Thanks! Yeah I think that makes sense. 

> > What about ordering the enum in IOOp (no bytes/bytes) so that we could check
> > that io_op >= "our firt bytes enum" instead?
> >
> > Also we could create a macro on top of that to make it clear. And a comment
> > would be needed around the IOOp definition.
> >
> > I think that would be simpler to maintain should we add no bytes or bytes op in
> > the future.
> 
> I think this is a good idea. I applied all the comments.

Thanks!

+ * non-byte-measured and byte-measured operations. So, that makes is easier
+ * to check whether IO is measured in bytes.

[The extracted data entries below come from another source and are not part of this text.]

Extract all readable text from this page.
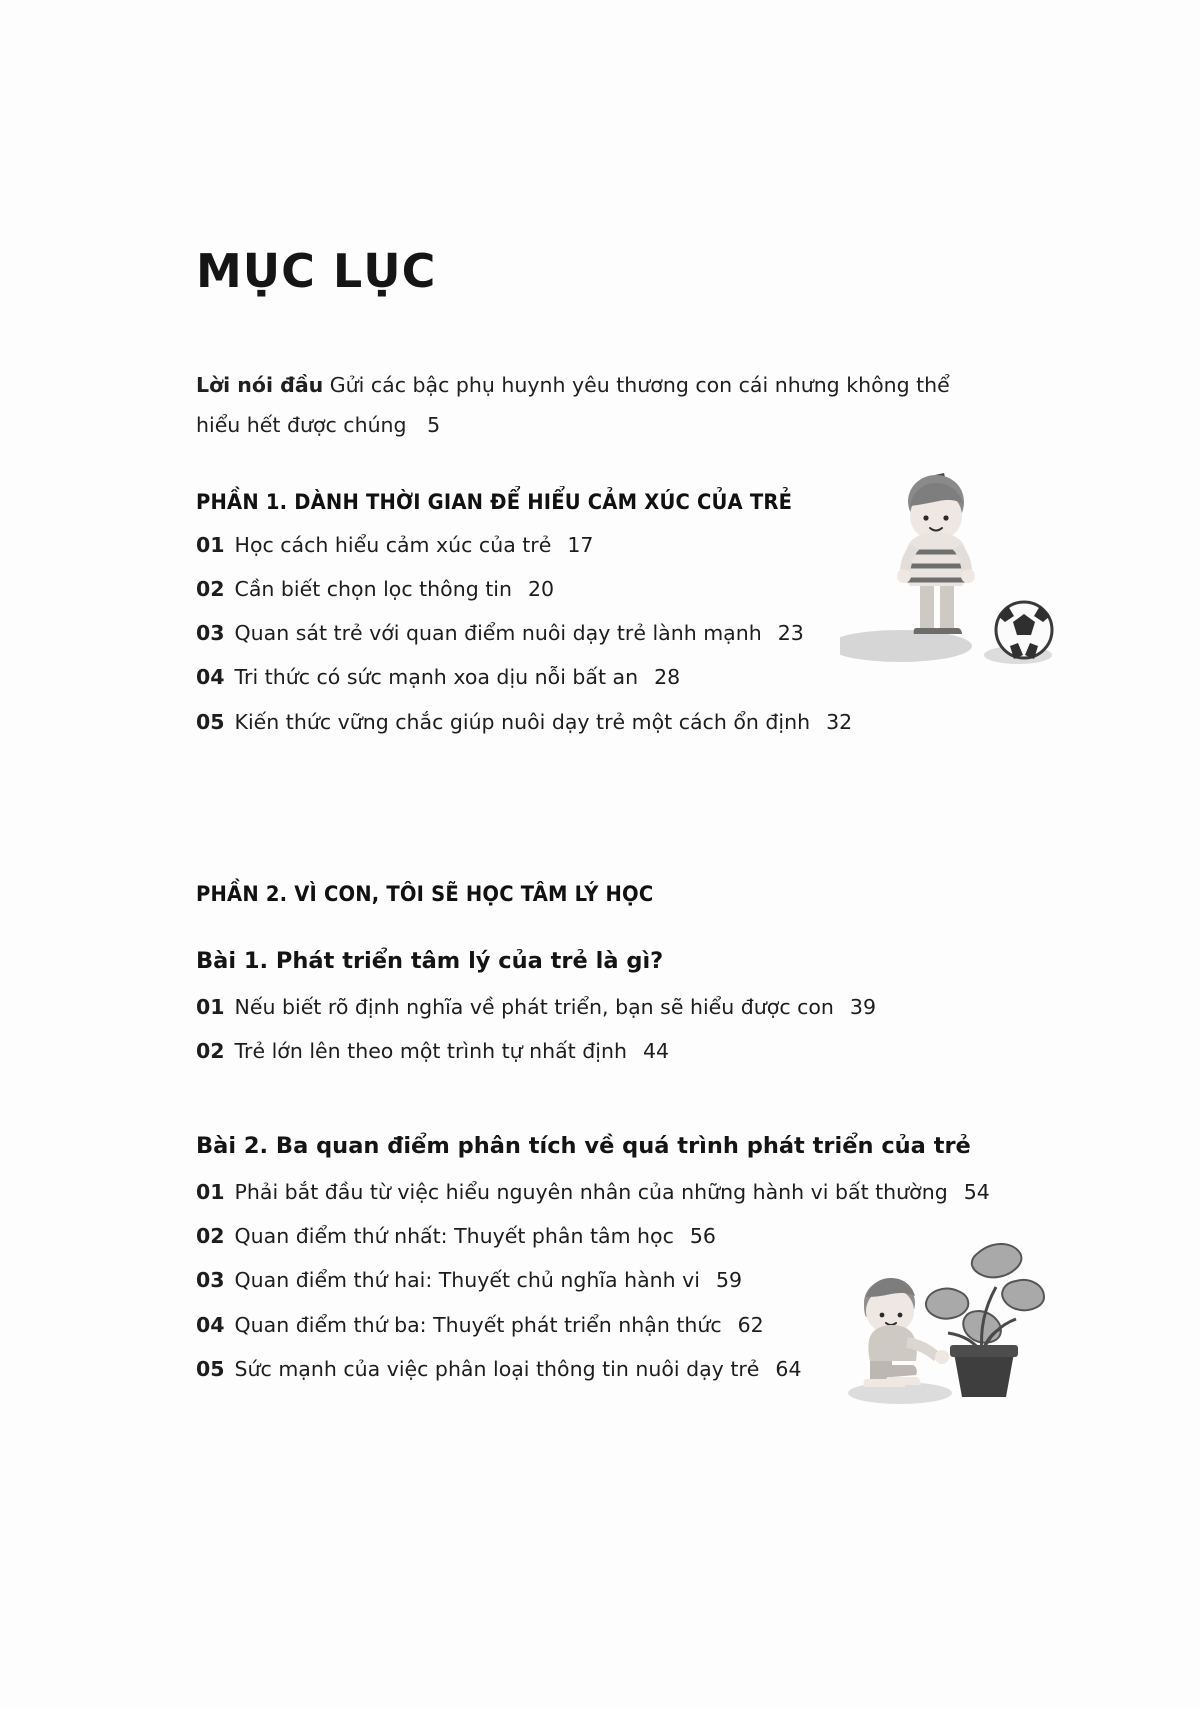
MỤC LỤC

Lời nói đầu Gửi các bậc phụ huynh yêu thương con cái nhưng không thể hiểu hết được chúng 5

PHẦN 1. DÀNH THỜI GIAN ĐỂ HIỂU CẢM XÚC CỦA TRẺ
01 Học cách hiểu cảm xúc của trẻ 17
02 Cần biết chọn lọc thông tin 20
03 Quan sát trẻ với quan điểm nuôi dạy trẻ lành mạnh 23
04 Tri thức có sức mạnh xoa dịu nỗi bất an 28
05 Kiến thức vững chắc giúp nuôi dạy trẻ một cách ổn định 32
PHẦN 2. VÌ CON, TÔI SẼ HỌC TÂM LÝ HỌC
Bài 1. Phát triển tâm lý của trẻ là gì?
01 Nếu biết rõ định nghĩa về phát triển, bạn sẽ hiểu được con 39
02 Trẻ lớn lên theo một trình tự nhất định 44
Bài 2. Ba quan điểm phân tích về quá trình phát triển của trẻ
01 Phải bắt đầu từ việc hiểu nguyên nhân của những hành vi bất thường 54
02 Quan điểm thứ nhất: Thuyết phân tâm học 56
03 Quan điểm thứ hai: Thuyết chủ nghĩa hành vi 59
04 Quan điểm thứ ba: Thuyết phát triển nhận thức 62
05 Sức mạnh của việc phân loại thông tin nuôi dạy trẻ 64
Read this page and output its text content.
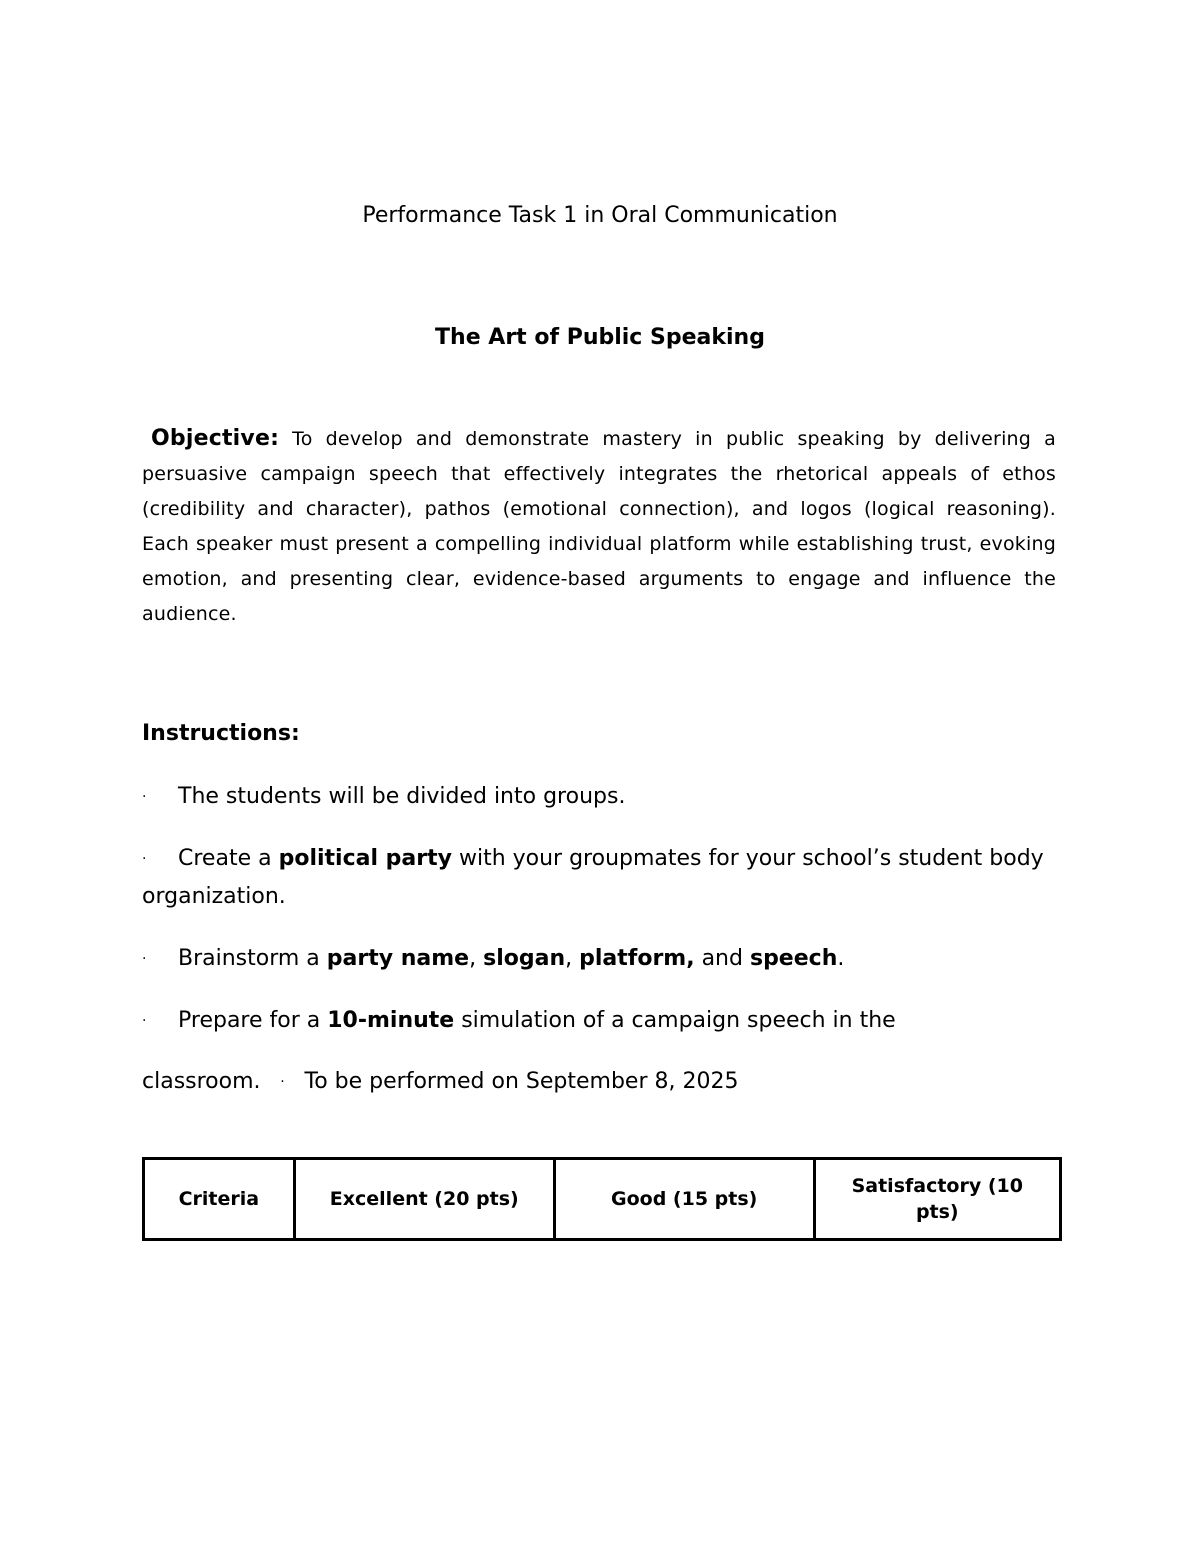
Performance Task 1 in Oral Communication
The Art of Public Speaking

Objective: To develop and demonstrate mastery in public speaking by delivering a persuasive campaign speech that effectively integrates the rhetorical appeals of ethos (credibility and character), pathos (emotional connection), and logos (logical reasoning). Each speaker must present a compelling individual platform while establishing trust, evoking emotion, and presenting clear, evidence-based arguments to engage and influence the audience.

Instructions:
· The students will be divided into groups.
· Create a political party with your groupmates for your school’s student body organization.
· Brainstorm a party name, slogan, platform, and speech.
· Prepare for a 10-minute simulation of a campaign speech in the
classroom. · To be performed on September 8, 2025
Criteria	Excellent (20 pts)	Good (15 pts)	Satisfactory (10 pts)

s/that makes is/that makes it/

+ *
+ * Note: If this enum is modified, ensure that both `IOOP_NUM_TYPES` macro
+ * and the `ioop_measured_in_bytes` function are updated accordingly.

Yeah, or?

"Ensure IOOP_EXTEND is the first and IOOP_WRITE the last ones in the measured in
bytes" group and that the groups stay in that order. 

That would make the "checks" local to the enum def should someone modify it.

> Created an
> inline function instead of macro and added this 'Assert((unsigned int)
> io_object < IOOBJECT_NUM_TYPES);' to function.

An inline function seems the right choice for me too.

> Done. I moved these checks to the pgstat_count_io_op_n() function. The
> code looks more like its previous version now.

Thanks! Yeah, more easier to follow now.

> > Not sure about "can do IO in bytes" (same wording is used in multiple places).
> 
> I changed it to 'measured in bytes' but I am not sure if this is
> better, open to suggestions.

I'm tempted to say something around "track", would mean things like:

1.

ioop_measured_in_bytes => is_ioop_tracked_in_bytes

2.

s/If an op does not do IO in bytes/If an op does not track bytes/

3.

s/not every IO measured in bytes/not every IO tracks bytes/

4.

s/non-byte-measured and byte-measured/non-tracking and tracking bytes/

Thoughts?

Regards,

-- 
Bertrand Drouvot
PostgreSQL Contributors Team
RDS Open Source Databases
Amazon Web Services: https://aws.amazon.com